16 - The relevance of experimental pharmacology to currently available sleep–wake therapeutics

Summary

Introduction

Determining the underlying therapeutic mechanisms of a drug makes pharmacology a powerful tool for understanding biological phenomena. This chapter reviews the preclinical evidence of the impact of some neurotransmitter systems and related drugs on sleep and wakefulness.

GABA-A and sleep

A series of neurotransmitter systems are responsible for maintaining wakefulness, including norepinephrine (NE), serotonin (5-HT), acetylcholine (ACh), dopamine (DA), excitatory amino acids, hypocretins (i.e. orexins), and histamine (Mendelson 2001; Monti and Jantos 2004; Salin-Pascual et al. 1999; Ursin 2002; Sakurai 2005). Delta sleep, or non-REM sleep, is related to adenosine, GABA, and prostaglandins, among others (Ekimova and Pastukhov 2005; Hayaishi and Matsumura 1995; Johnston 2005; Koyama and Hayaishi 1994). Finally, ACh has a prominent role in rapid eye movement (REM) sleep, together with 5-HT, NE, and hypocretin; these three molecules inhibit cholinergic and cholinoceptive neurons, which are implicated in the initiation of this sleep stage (McCarley 2004; Reinoso-Suarez et al. 2001).

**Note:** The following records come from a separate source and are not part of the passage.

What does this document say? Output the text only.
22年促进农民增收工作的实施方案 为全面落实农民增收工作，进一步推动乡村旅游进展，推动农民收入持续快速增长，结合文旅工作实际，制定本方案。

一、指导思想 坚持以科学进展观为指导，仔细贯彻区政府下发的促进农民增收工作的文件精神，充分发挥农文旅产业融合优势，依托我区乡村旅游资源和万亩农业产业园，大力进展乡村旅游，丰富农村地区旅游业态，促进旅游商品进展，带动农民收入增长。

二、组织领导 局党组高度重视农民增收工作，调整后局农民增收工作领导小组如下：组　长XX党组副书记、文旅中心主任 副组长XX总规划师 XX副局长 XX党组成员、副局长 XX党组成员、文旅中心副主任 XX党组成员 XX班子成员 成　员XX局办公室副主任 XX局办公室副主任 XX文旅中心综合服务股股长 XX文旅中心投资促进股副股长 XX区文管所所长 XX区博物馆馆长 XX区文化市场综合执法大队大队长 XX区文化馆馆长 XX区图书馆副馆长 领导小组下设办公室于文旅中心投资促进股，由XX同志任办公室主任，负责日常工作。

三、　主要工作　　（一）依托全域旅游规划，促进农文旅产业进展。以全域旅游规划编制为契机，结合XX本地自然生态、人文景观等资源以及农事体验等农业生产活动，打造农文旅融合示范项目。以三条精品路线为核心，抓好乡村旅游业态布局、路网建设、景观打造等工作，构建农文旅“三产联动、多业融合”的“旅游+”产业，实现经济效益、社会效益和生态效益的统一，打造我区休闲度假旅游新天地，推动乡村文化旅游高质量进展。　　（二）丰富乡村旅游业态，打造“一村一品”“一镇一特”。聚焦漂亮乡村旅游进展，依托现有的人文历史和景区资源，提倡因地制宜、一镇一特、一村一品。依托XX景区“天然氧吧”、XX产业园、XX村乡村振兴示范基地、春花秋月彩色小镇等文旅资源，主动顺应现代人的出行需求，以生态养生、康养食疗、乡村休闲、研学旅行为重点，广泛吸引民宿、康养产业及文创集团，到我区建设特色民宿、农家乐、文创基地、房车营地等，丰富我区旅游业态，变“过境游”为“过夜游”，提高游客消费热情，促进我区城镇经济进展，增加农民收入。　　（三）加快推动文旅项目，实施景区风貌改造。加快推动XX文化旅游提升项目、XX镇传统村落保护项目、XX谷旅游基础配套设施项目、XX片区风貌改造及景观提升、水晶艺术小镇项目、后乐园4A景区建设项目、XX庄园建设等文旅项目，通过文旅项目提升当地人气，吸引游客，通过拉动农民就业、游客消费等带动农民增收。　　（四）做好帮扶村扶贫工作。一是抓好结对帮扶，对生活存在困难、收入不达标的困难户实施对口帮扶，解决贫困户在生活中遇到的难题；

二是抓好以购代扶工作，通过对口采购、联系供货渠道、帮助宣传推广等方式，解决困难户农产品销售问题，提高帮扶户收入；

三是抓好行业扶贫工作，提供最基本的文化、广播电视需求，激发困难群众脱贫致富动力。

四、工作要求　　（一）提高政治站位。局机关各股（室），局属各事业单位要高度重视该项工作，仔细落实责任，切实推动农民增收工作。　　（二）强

GABA, and molecules that act at GABA-A receptors, have been classically recognized as hypnotics (i.e. benzodiazepines) and anesthetics (i.e. barbiturates). Benzodiazepine (BZD) receptors, a modulatory site on the GABA-A receptor, were discovered in the 1970s. Like other sites on the GABA-A receptor complex, these receptors work allosterically, cooperatively modifying channel permeability to chloride ions.